Molti anni fa, quando iniziai a tenere conferenze in giro per il mondo, rimasi scioccato nel constatare come gran parte dei miei ascoltatori fossero convinti che era esistito uno stato arabo-palestinese, poi conquistato dagli ebrei che ne avevano cacciato la popolazione araba per creare al suo posto il loro stato, cioè Israele. Oggi come allora, mi capita ancora di dover spiegare che lo stato di Israele venne creato sulla base di una risoluzione delle Nazioni Unite, e non dell'occupazione di un precedente stato arabo che non è mai esistito.

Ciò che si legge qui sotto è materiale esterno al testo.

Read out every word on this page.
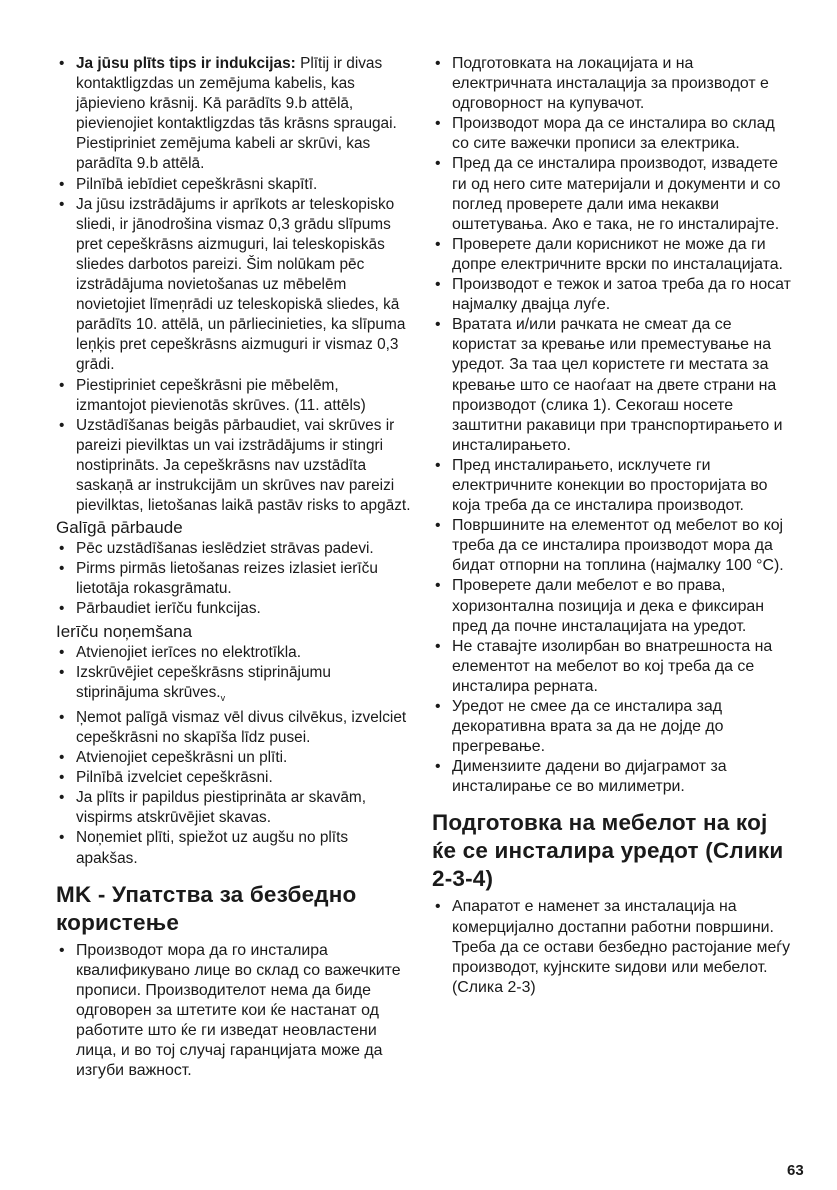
• Ja jūsu plīts tips ir indukcijas: Plītij ir divas kontaktligzdas un zemējuma kabelis, kas jāpievieno krāsnij. Kā parādīts 9.b attēlā, pievienojiet kontaktligzdas tās krāsns spraugai. Piestipriniet zemējuma kabeli ar skrūvi, kas parādīta 9.b attēlā.
• Pilnībā iebīdiet cepeškrāsni skapītī.
• Ja jūsu izstrādājums ir aprīkots ar teleskopisko sliedi, ir jānodrošina vismaz 0,3 grādu slīpums pret cepeškrāsns aizmuguri, lai teleskopiskās sliedes darbotos pareizi. Šim nolūkam pēc izstrādājuma novietošanas uz mēbelēm novietojiet līmeņrādi uz teleskopiskā sliedes, kā parādīts 10. attēlā, un pārliecinieties, ka slīpuma leņķis pret cepeškrāsns aizmuguri ir vismaz 0,3 grādi.
• Piestipriniet cepeškrāsni pie mēbelēm, izmantojot pievienotās skrūves. (11. attēls)
• Uzstādīšanas beigās pārbaudiet, vai skrūves ir pareizi pievilktas un vai izstrādājums ir stingri nostiprināts. Ja cepeškrāsns nav uzstādīta saskaņā ar instrukcijām un skrūves nav pareizi pievilktas, lietošanas laikā pastāv risks to apgāzt.
Galīgā pārbaude
• Pēc uzstādīšanas ieslēdziet strāvas padevi.
• Pirms pirmās lietošanas reizes izlasiet ierīču lietotāja rokasgrāmatu.
• Pārbaudiet ierīču funkcijas.
Ierīču noņemšana
• Atvienojiet ierīces no elektrotīkla.
• Izskrūvējiet cepeškrāsns stiprinājumu stiprinājuma $skrūves._v$
• Ņemot palīgā vismaz vēl divus cilvēkus, izvelciet cepeškrāsni no skapīša līdz pusei.
• Atvienojiet cepeškrāsni un plīti.
• Pilnībā izvelciet cepeškrāsni.
• Ja plīts ir papildus piestiprināta ar skavām, vispirms atskrūvējiet skavas.
• Noņemiet plīti, spiežot uz augšu no plīts apakšas.
MK - Упатства за безбедно користење
• Производот мора да го инсталира квалификувано лице во склад со важечките прописи. Производителот нема да биде одговорен за штетите кои ќе настанат од работите што ќе ги изведат неовластени лица, и во тој случај гаранцијата може да изгуби важност.
• Подготовката на локацијата и на електричната инсталација за производот е одговорност на купувачот.
• Производот мора да се инсталира во склад со сите важечки прописи за електрика.
• Пред да се инсталира производот, извадете ги од него сите материјали и документи и со поглед проверете дали има некакви оштетувања. Ако е така, не го инсталирајте.
• Проверете дали корисникот не може да ги допре електричните врски по инсталацијата.
• Производот е тежок и затоа треба да го носат најмалку двајца луѓе.
• Вратата и/или рачката не смеат да се користат за кревање или преместување на уредот. За таа цел користете ги местата за кревање што се наоѓаат на двете страни на производот (слика 1). Секогаш носете заштитни ракавици при транспортирањето и инсталирањето.
• Пред инсталирањето, исклучете ги електричните конекции во просторијата во која треба да се инсталира производот.
• Површините на елементот од мебелот во кој треба да се инсталира производот мора да бидат отпорни на топлина (најмалку 100 °C).
• Проверете дали мебелот е во права, хоризонтална позиција и дека е фиксиран пред да почне инсталацијата на уредот.
• Не ставајте изолирбан во внатрешноста на елементот на мебелот во кој треба да се инсталира рерната.
• Уредот не смее да се инсталира зад декоративна врата за да не дојде до прегревање.
• Димензиите дадени во дијаграмот за инсталирање се во милиметри.
Подготовка на мебелот на кој ќе се инсталира уредот (Слики 2-3-4)
• Апаратот е наменет за инсталација на комерцијално достапни работни површини. Треба да се остави безбедно растојание меѓу производот, кујнските ѕидови или мебелот. (Слика 2-3)
63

Tanto è il potere della propaganda che ha trasformato 360 milioni di arabi in 22 paesi nel piccolo Davide, e sei milioni di ebrei in Israele nel gigante Golia. Le migliaia di razzi lanciati da terroristi stragisti sulle comunità del sud di Israele nell'arco di una dozzina d’anni (anni di processo di pace, di ritiri israeliani... e di attentati suicidi) hanno causato vittime e distruzioni e hanno costretto un milione di civili (per due terzi ragazzi o bambini) a vivere nella costante incertezza e per lunghi periodi nella paura quotidiana. Ma tutto questo non ha spostato di un millimetro l’opinione pubblica globale, né i reportage faziosi di tanti mass-media stranieri. I palestinesi sono rimasti per assioma i poveri perseguitati.
Oggi, dopo lo spettacolo di odio fanatico orgogliosamente esibito in piazza da centinaia di migliaia di palestinesi di Gaza che hanno acclamato il loro capo Khaled Mashaal mentre questi proclamava, fra l’altro, “non riconosceremo mai Israele e continueremo a uccidere i sionisti”, continuerà il mondo a considerare tutti costoro solo delle povere vittime? Pare proprio di sì. L’opinione pubblica non si lascia facilmente influenzare dai dati di fatto della realtà.

(Da: YnetNews, 12.12.12)



20 commenti:

  1. Articolo bellissimo e molto esauriente! Infatti la maggior parte dei filo-palestinesi in Occidente è costituita da un gregge che segue le convenzioni e le idee che più fanno rumore. Di solito sono sempre le menzogne e la retorica a far maggior presa sulla massa, è come se si innescasse una reazione a catena, trovano terra fertile nel bisogno di idealizzazione, di un punto di riferimento che possa riempire i propri vuoti ideologici.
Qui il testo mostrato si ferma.